The swine industry in North America is already highly integrated according to an analysis “NAFTA at 13: Implementation Nears Completion” by Steven Zanhiser of the Economic Research Service of USDA. Canadian hogs now account for 8 percent of the hogs slaughtered in the U.S. compared to 1 percent before the Canadian-U.S. Free Trade Agreement began in 1989. Mexican pork imports accounted for 28 percent of Mexican pork consumption in 2006, compared to 6 percent in 1996, even though pork production in Mexico has increased by 30 percent since the start of NAFTA. The rise in imports did lead to charges from Mexican producers of dumping by the U.S. Mexico is already an important supplier of pork to Japan.

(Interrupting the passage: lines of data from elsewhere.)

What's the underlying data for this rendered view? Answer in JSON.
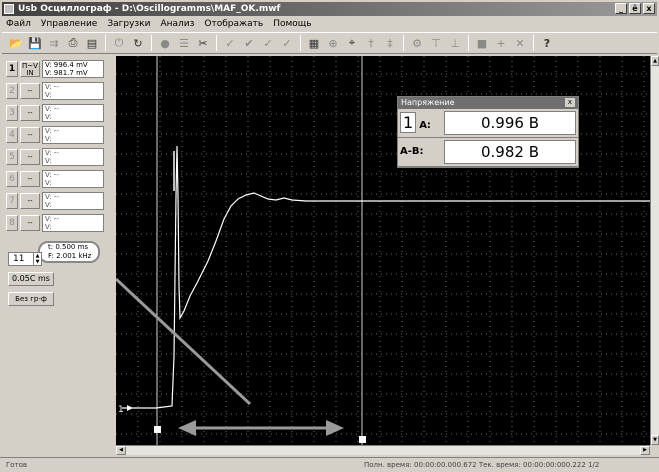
{
  "window": {
    "title": "Usb Осциллограф - D:\\Oscillogramms\\MAF_OK.mwf",
    "min": "_",
    "restore": "ё",
    "close": "x"
  },
  "menu": [
    "Файл",
    "Управление",
    "Загрузки",
    "Анализ",
    "Отображать",
    "Помощь"
  ],
  "channels": [
    {
      "num": "1",
      "btn_top": "П~V",
      "btn_bottom": "IN",
      "v1": "V: 996.4 mV",
      "v2": "V: 981.7 mV",
      "active": true
    },
    {
      "num": "2",
      "btn_top": "--",
      "btn_bottom": "",
      "v1": "V:",
      "v2": "V:",
      "active": false
    },
    {
      "num": "3",
      "btn_top": "--",
      "btn_bottom": "",
      "v1": "V:",
      "v2": "V:",
      "active": false
    },
    {
      "num": "4",
      "btn_top": "--",
      "btn_bottom": "",
      "v1": "V:",
      "v2": "V:",
      "active": false
    },
    {
      "num": "5",
      "btn_top": "--",
      "btn_bottom": "",
      "v1": "V:",
      "v2": "V:",
      "active": false
    },
    {
      "num": "6",
      "btn_top": "--",
      "btn_bottom": "",
      "v1": "V:",
      "v2": "V:",
      "active": false
    },
    {
      "num": "7",
      "btn_top": "--",
      "btn_bottom": "",
      "v1": "V:",
      "v2": "V:",
      "active": false
    },
    {
      "num": "8",
      "btn_top": "--",
      "btn_bottom": "",
      "v1": "V:",
      "v2": "V:",
      "active": false
    }
  ],
  "time_readout": {
    "t": "t: 0.500 ms",
    "f": "F: 2.001 kHz"
  },
  "spin_value": "11",
  "time_scale": "0.05C ms",
  "mode_button": "Без гр-ф",
  "voltage_panel": {
    "title": "Напряжение",
    "close": "x",
    "channel": "1",
    "row_a_label": "А:",
    "row_a_value": "0.996 В",
    "row_ab_label": "А-В:",
    "row_ab_value": "0.982 В"
  },
  "trace_marker": "1",
  "status": {
    "left": "Готов",
    "right": "Полн. время: 00:00:00.000.672   Тек. время: 00:00:00:000.222   1/2"
  },
  "colors": {
    "scope_bg": "#000000",
    "trace": "#ffffff",
    "grid": "#6a6a6a",
    "annotation": "#9a9a9a"
  }
}
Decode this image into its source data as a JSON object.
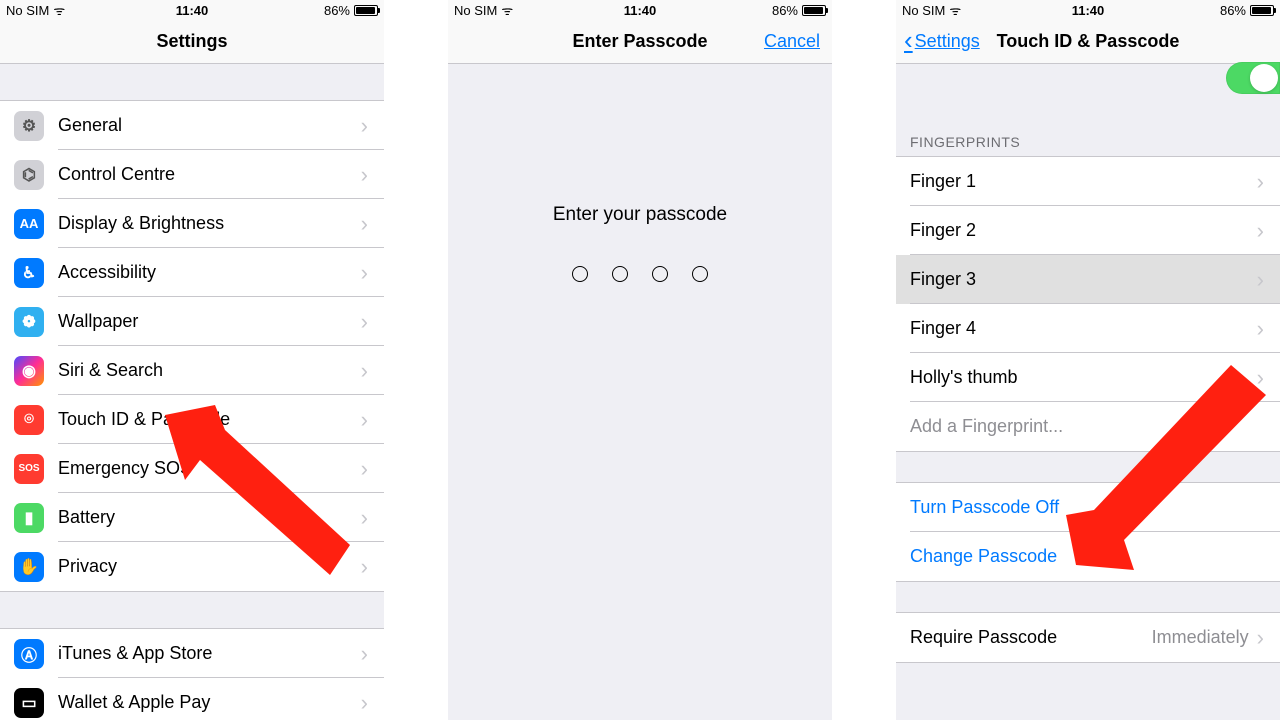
{
  "status": {
    "carrier": "No SIM",
    "time": "11:40",
    "battery": "86%"
  },
  "screen1": {
    "title": "Settings",
    "items": [
      {
        "label": "General"
      },
      {
        "label": "Control Centre"
      },
      {
        "label": "Display & Brightness"
      },
      {
        "label": "Accessibility"
      },
      {
        "label": "Wallpaper"
      },
      {
        "label": "Siri & Search"
      },
      {
        "label": "Touch ID & Passcode"
      },
      {
        "label": "Emergency SOS"
      },
      {
        "label": "Battery"
      },
      {
        "label": "Privacy"
      }
    ],
    "group2": [
      {
        "label": "iTunes & App Store"
      },
      {
        "label": "Wallet & Apple Pay"
      }
    ]
  },
  "screen2": {
    "title": "Enter Passcode",
    "cancel": "Cancel",
    "prompt": "Enter your passcode"
  },
  "screen3": {
    "back": "Settings",
    "title": "Touch ID & Passcode",
    "fingerprints_header": "FINGERPRINTS",
    "fingers": [
      {
        "label": "Finger 1"
      },
      {
        "label": "Finger 2"
      },
      {
        "label": "Finger 3"
      },
      {
        "label": "Finger 4"
      },
      {
        "label": "Holly's thumb"
      }
    ],
    "add_fingerprint": "Add a Fingerprint...",
    "turn_off": "Turn Passcode Off",
    "change": "Change Passcode",
    "require_label": "Require Passcode",
    "require_value": "Immediately"
  },
  "icons": {
    "general": "⚙︎",
    "control": "◉",
    "display": "AA",
    "accessibility": "➀",
    "wallpaper": "✿",
    "siri": "◐",
    "touchid": "◉",
    "sos": "SOS",
    "battery": "▭",
    "privacy": "✋",
    "itunes": "A",
    "wallet": "▭"
  }
}
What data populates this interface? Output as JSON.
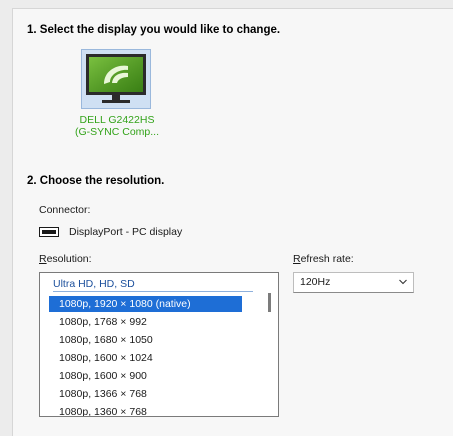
{
  "section1": {
    "title": "1. Select the display you would like to change."
  },
  "display": {
    "name_line1": "DELL G2422HS",
    "name_line2": "(G-SYNC Comp...",
    "caption_color": "#33a31a",
    "icon": "nvidia-monitor-icon"
  },
  "section2": {
    "title": "2. Choose the resolution."
  },
  "connector": {
    "label": "Connector:",
    "value": "DisplayPort - PC display",
    "icon": "displayport-icon"
  },
  "resolution": {
    "label": "Resolution:",
    "group_header": "Ultra HD, HD, SD",
    "items": [
      "1080p, 1920 × 1080 (native)",
      "1080p, 1768 × 992",
      "1080p, 1680 × 1050",
      "1080p, 1600 × 1024",
      "1080p, 1600 × 900",
      "1080p, 1366 × 768",
      "1080p, 1360 × 768"
    ],
    "selected_index": 0,
    "selection_color": "#1e6ed6"
  },
  "refresh_rate": {
    "label": "Refresh rate:",
    "value": "120Hz",
    "icon": "chevron-down-icon"
  }
}
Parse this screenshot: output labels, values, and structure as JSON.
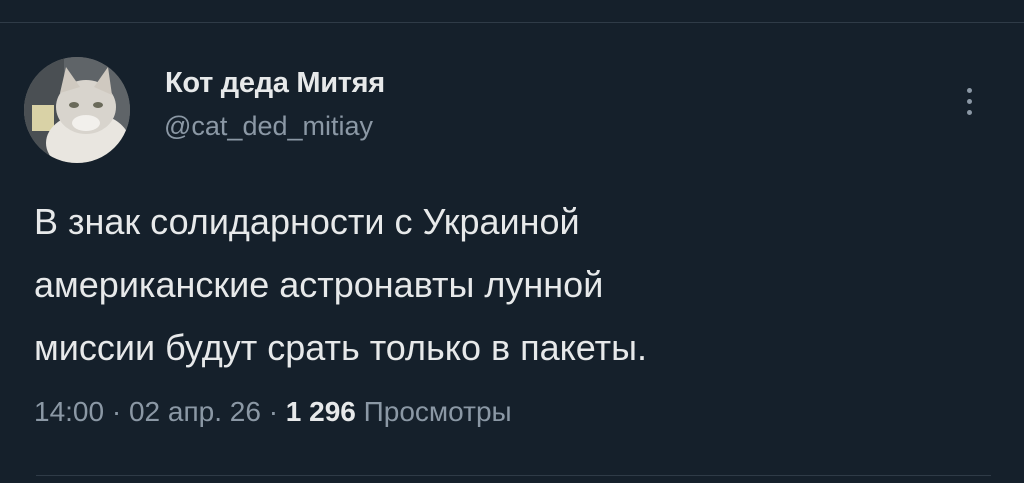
{
  "author": {
    "display_name": "Кот деда Митяя",
    "handle": "@cat_ded_mitiay",
    "avatar_icon": "cat-avatar"
  },
  "tweet": {
    "text_lines": [
      "В знак солидарности с Украиной",
      "американские астронавты лунной",
      "миссии будут срать только в пакеты."
    ]
  },
  "meta": {
    "time": "14:00",
    "separator": "·",
    "date": "02 апр. 26",
    "views_count": "1 296",
    "views_label": "Просмотры"
  },
  "icons": {
    "more": "more-vertical-icon"
  },
  "colors": {
    "background": "#15202b",
    "primary_text": "#e7e9ea",
    "secondary_text": "#8b98a5",
    "divider": "#2f3b47"
  }
}
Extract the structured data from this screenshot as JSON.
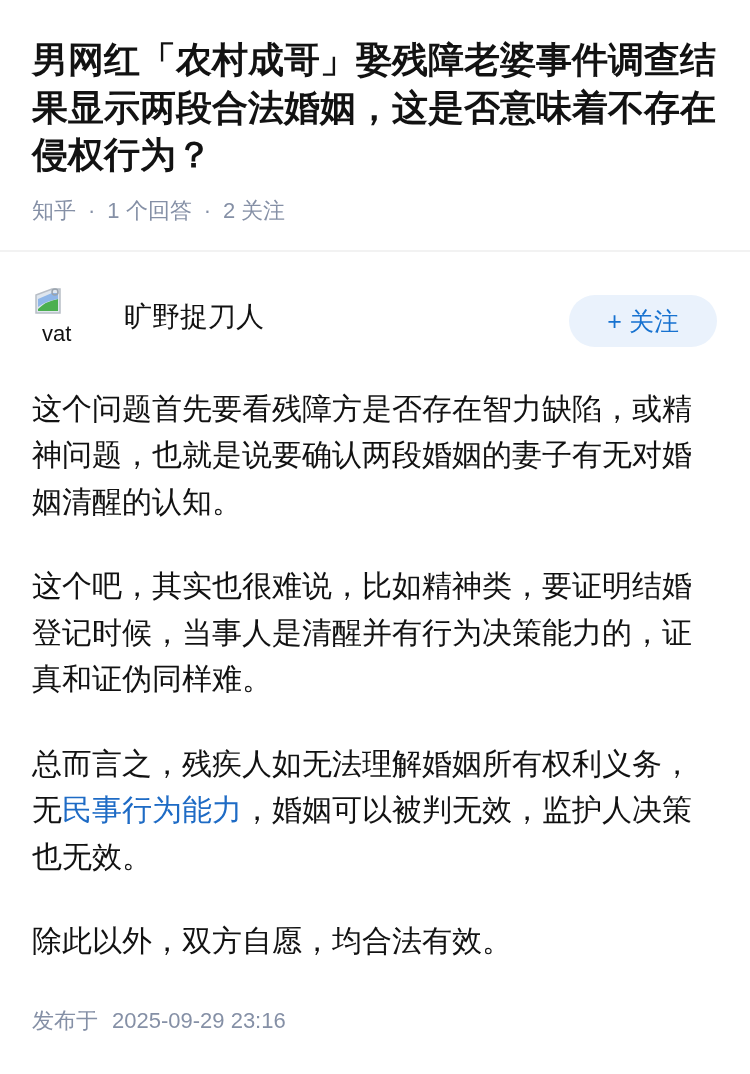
{
  "question": {
    "title": "男网红「农村成哥」娶残障老婆事件调查结果显示两段合法婚姻，这是否意味着不存在侵权行为？",
    "meta": [
      {
        "kind": "label",
        "text": "知乎"
      },
      {
        "kind": "separator",
        "text": "·"
      },
      {
        "kind": "label",
        "text": "1 个回答"
      },
      {
        "kind": "separator",
        "text": "·"
      },
      {
        "kind": "label",
        "text": "2 关注"
      }
    ]
  },
  "answer": {
    "author": {
      "avatar_alt_text": "vat",
      "name": "旷野捉刀人"
    },
    "follow_button": {
      "label": "+ 关注"
    },
    "paragraphs": [
      [
        {
          "kind": "text",
          "text": "这个问题首先要看残障方是否存在智力缺陷，或精神问题，也就是说要确认两段婚姻的妻子有无对婚姻清醒的认知。"
        }
      ],
      [
        {
          "kind": "text",
          "text": "这个吧，其实也很难说，比如精神类，要证明结婚登记时候，当事人是清醒并有行为决策能力的，证真和证伪同样难。"
        }
      ],
      [
        {
          "kind": "text",
          "text": "总而言之，残疾人如无法理解婚姻所有权利义务，无"
        },
        {
          "kind": "link",
          "text": "民事行为能力"
        },
        {
          "kind": "text",
          "text": "，婚姻可以被判无效，监护人决策也无效。"
        }
      ],
      [
        {
          "kind": "text",
          "text": "除此以外，双方自愿，均合法有效。"
        }
      ]
    ],
    "published": {
      "label": "发布于",
      "time": "2025-09-29 23:16"
    }
  }
}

If industries like swine, steel, consumer electronics and chemicals allow market forces to create more competitive North American value chains, they will be better prepared to meet the competition in other markets. Workers and consumers in the U.S., Canada and Mexico will all benefit from the increased economic efficiencies and job growth that will result.

The statement from Vancouver has received little attention by the U.S. media. The Presidents of the U.S. and Mexico and the Prime Minister of Canada will be meeting at the North American Leaders Summit on August 20-21 in Montebello, Quebec, Canada. That will be an excellent opportunity for the three leaders to publicly reinforce the Vancouver statement.